Indeed, the chat template is to blame (as always... :) ). The issue is that I produced the results in the paper with an older version of the code which I subsequently modified multiple times. I thought that for the public version of the code, I successfully reverted the chat template back to the version I used to produce the results, but apparently not completely. There was still a discrepancy: a missing <s> at the beginning and a space before [/INST] (not sure why FastChat didn't handle this correctly). Apparently, having <s> is very important, otherwise the model sometimes goes completely off the rails.
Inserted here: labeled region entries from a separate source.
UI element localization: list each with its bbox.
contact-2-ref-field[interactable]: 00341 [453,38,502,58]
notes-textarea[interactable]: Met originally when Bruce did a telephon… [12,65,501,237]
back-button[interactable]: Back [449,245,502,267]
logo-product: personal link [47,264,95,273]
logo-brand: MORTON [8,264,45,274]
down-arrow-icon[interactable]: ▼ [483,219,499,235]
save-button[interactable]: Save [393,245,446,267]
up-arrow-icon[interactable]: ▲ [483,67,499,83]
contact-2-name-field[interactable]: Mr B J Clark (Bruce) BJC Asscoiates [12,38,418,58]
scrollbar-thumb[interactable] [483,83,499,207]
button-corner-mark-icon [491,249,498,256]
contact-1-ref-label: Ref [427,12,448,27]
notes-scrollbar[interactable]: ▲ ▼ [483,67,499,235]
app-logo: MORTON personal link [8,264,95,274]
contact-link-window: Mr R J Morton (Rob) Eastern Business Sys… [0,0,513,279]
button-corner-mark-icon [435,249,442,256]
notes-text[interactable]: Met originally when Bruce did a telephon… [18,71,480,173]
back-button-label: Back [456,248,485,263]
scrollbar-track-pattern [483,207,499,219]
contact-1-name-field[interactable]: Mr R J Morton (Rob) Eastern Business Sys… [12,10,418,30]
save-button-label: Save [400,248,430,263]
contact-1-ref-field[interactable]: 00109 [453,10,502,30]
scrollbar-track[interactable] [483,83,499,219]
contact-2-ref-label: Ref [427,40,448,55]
In any case, I've just fixed it in this commit https://github.com/tml-epfl/llm-adaptive-attacks/commit/f82e6f9a0e45f314cf3c7b4eb2c1325a4728401d. With this fix, using your script with temperature zero, 90% generations now start with 'Sure' and 80% pass the rule-based judge. To get to 100% ASR, you would need to sample Llama-2 multiple times and pick a good continuation according to the semantic judge.

I expect that this fix will also help you reproduce the results when running main.py. Ideally, you should get an output close to what is in the logs (https://github.com/tml-epfl/llm-adaptive-attacks/blob/main/attack_logs/exps_llama2_7b.log). Let me know if the problem persists.

bxiong1 commented 3 months ago

Thank you for your help, I will try that!

bxiong1 commented 2 months ago

Thank you for your time! I will close the issue now!